Our experienced distracted driving lawyers support both measures, and applaud the lawmakers supporting them. Yet the Chicago Tribune, which has previously provided supportive, responsible analysis of the distracted-driving problem, inexplicably came out last week with an article claiming that there was “no conclusive data” that cellphone use has any impact on driving safety.

The Tribune acknowledges the multiple studies finding greatly increased risk of an accident for cellphone users: a 1997 study out of Toronto, Canada, a 2005 study from the British Medical Journal, a 2006 study out of the University of Utah. The Tribune even acknowledges the unsurprising fact that in states with existing bans, there has been a marked decrease in accidents caused by cellphone use.
The Tribune’s reason for questioning the use of cellphone legislation is a recent study from the University of Chicago, which looked at accident rates both before and after 9 p.m. – when a cellphone discount goes into effect, and call volume spikes. Because the accident rate did not also spike after 9 p.m., the researchers concluded that cellphone use has no effect on safety. What the Tribune did not acknowledge, however, is that far fewer drivers are on the road at this hour – which leads to a reduced risk of auto accidents not only because there are fewer cellphone accidents on the road, but also because traffic around those distracted drivers is lighter.

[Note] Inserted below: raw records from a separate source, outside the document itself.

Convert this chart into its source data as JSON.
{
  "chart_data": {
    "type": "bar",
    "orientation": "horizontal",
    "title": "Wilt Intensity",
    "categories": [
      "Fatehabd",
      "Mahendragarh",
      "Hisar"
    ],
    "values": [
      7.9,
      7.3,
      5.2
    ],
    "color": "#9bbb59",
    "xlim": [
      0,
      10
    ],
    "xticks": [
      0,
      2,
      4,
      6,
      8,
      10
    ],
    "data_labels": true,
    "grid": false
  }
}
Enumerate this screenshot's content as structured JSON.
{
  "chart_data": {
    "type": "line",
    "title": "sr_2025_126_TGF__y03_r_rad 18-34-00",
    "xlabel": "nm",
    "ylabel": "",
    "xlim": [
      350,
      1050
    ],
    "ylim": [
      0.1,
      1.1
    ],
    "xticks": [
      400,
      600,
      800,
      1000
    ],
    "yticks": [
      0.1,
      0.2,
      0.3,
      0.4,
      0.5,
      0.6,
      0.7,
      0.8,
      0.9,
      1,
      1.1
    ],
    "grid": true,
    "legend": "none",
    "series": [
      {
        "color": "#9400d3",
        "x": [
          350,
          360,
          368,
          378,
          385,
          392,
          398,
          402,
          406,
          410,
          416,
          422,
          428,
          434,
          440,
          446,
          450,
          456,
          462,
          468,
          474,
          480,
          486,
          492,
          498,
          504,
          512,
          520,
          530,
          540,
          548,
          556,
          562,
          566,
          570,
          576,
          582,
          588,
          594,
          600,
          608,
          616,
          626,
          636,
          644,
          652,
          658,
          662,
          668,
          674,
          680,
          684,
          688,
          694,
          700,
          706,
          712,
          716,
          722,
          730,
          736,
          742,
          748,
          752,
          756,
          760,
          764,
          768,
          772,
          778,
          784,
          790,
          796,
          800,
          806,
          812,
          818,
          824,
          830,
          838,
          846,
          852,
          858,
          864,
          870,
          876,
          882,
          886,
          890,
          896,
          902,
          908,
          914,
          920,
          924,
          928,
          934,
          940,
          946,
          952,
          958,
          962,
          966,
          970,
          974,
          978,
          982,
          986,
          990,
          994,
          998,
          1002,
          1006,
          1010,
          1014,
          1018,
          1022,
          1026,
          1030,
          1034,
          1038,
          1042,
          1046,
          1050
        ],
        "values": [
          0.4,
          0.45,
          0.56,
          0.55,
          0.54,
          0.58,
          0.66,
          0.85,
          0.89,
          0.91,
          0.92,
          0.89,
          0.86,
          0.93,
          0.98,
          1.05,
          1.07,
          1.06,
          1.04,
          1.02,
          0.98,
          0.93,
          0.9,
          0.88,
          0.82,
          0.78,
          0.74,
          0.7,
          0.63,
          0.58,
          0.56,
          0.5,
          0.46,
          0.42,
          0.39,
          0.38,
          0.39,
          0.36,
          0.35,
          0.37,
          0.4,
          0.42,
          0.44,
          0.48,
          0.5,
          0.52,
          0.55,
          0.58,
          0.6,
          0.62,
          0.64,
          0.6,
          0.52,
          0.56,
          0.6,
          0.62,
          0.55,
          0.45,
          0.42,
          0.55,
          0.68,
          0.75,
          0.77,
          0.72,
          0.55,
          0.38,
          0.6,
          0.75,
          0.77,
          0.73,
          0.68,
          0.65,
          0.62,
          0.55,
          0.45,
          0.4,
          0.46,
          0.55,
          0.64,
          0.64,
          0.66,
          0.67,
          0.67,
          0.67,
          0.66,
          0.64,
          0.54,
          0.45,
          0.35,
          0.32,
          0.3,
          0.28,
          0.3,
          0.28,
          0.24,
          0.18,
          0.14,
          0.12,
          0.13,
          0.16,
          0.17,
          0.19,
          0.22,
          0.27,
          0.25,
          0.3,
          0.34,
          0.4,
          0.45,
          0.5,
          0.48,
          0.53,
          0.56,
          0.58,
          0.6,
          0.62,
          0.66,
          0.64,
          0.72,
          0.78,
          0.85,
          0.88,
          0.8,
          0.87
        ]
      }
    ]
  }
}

In fact, the Tribune even criticizes the 2006 University of Utah study by noting that the study found that switching to a hands-free device did “little” to improve driver safety. Distracted-driving experts, however, have long noted that this is because the use of a hands-free device can be almost equally distracting, albeit in a different way – a fact that the Tribune acknowledges in a separate section of the same article.

Our top distracted driving attorneys urge the Tribune to reconsider its dangerous position on this important legislation. If anything, the statewide ban does not go far enough, as it allows hands-free cellphone use to continue. The power and influence of the Tribune, properly applied, could go far in putting this important legislation into place.